The tweet mentioned above isn’t the only image circulating of the Trailboss-operated buses. The photograph below is from June 17, 2018 of immigrants being dropped off at a bus station in McAllen, Texas. The photo in the banner of this post was also taken in McAllen in August of last year.

Embed from Getty Images

The company has reportedly handled contracts with the ICE for seven years, according to a report by KTUU that includes an interview with the company’s Chief Operating Officer, Bob Christe.

“It’s ICE’s mission — we just perform the transportation,” he explained to the station.

Christe said the company has two employees in the San Antonio region working under the transportation contract. No other company officials or the federal government responded to KTUU’s request for comment.

Company founder Joseph Tolliver, however, boasted in a 2008 interview with the Alaska Journal of Commerce that his experience in the Air Force “gives you a lot of influence over things” in a way that has helped his business win so many government contracts.

A recent Trump-backed crackdown on illegal immigration that includes a zero-tolerance policy to prosecuting illegal immigration cases (which are misdemeanors) that have resulted in the separation of more than 2,000 children from their parents. The strong backlash has also draw attention to private companies that hold government contracts with border patrol.

Alaska officials reacted strongly to the headlines, calling on the administration to immediately end the practice. Alaska Gov. Bill Walker tweeted, “Frightening children by separating them from their parents in order to deter adult conduct is cruel and counterproductive. This policy should end today. Children belong with their families. Period.”

While many states pulled back National Guard members from helping at the border, Walker told the Midnight Sun in an interview last week that Alaska has no such resources located at the border and has received no such request.

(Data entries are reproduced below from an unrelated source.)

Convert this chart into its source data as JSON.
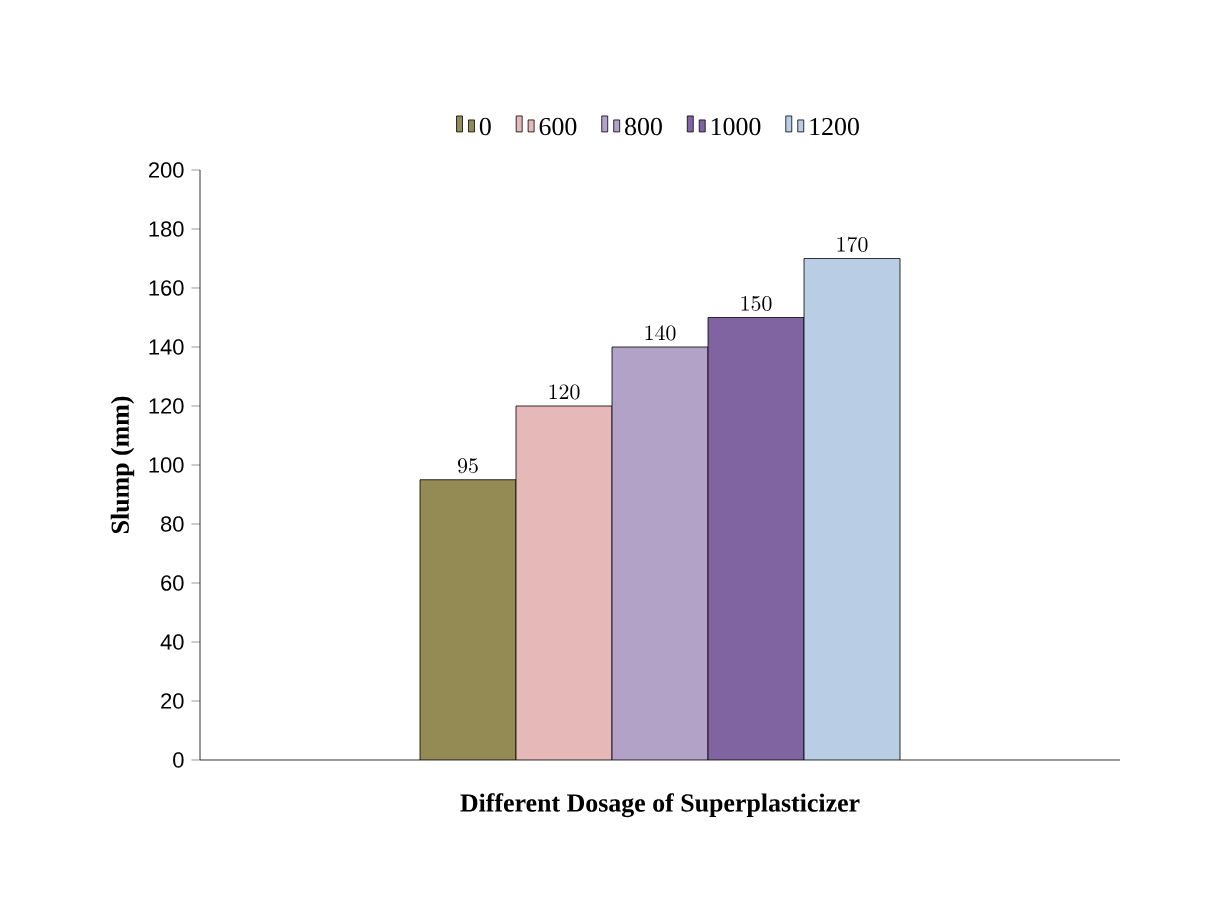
{
  "chart_data": {
    "type": "bar",
    "xlabel": "Different Dosage of Superplasticizer",
    "ylabel": "Slump  (mm)",
    "categories": [
      null
    ],
    "series": [
      {
        "name": "0",
        "color": "#948a54",
        "values": [
          95
        ]
      },
      {
        "name": "600",
        "color": "#e6b9b8",
        "values": [
          120
        ]
      },
      {
        "name": "800",
        "color": "#b3a2c7",
        "values": [
          140
        ]
      },
      {
        "name": "1000",
        "color": "#8064a2",
        "values": [
          150
        ]
      },
      {
        "name": "1200",
        "color": "#b9cde5",
        "values": [
          170
        ]
      }
    ],
    "ylim": [
      0,
      200
    ],
    "yticks": [
      0,
      20,
      40,
      60,
      80,
      100,
      120,
      140,
      160,
      180,
      200
    ],
    "data_labels": true,
    "legend": "top",
    "grid": false
  }
}
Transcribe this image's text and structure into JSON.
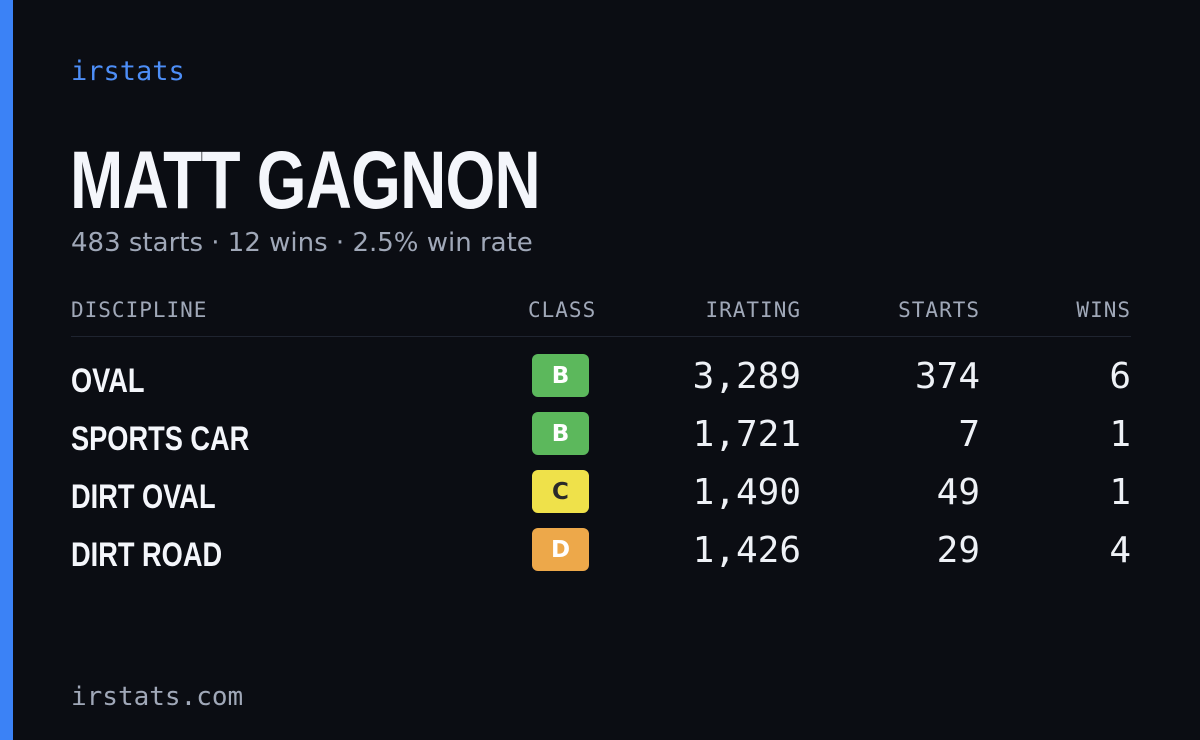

Under heavy public backlash, the Trump administration attempted to scale it back with an executive order last week but with reportedly mixed implementation or success (there’s a court case that limits how long children can be detained with their parents to 20 days).  A narrow legislative fix to the problem also appears unlikely to pass the U.S. Senate after attempts to pass immigration legislation in the House were undone by a Trump tweet.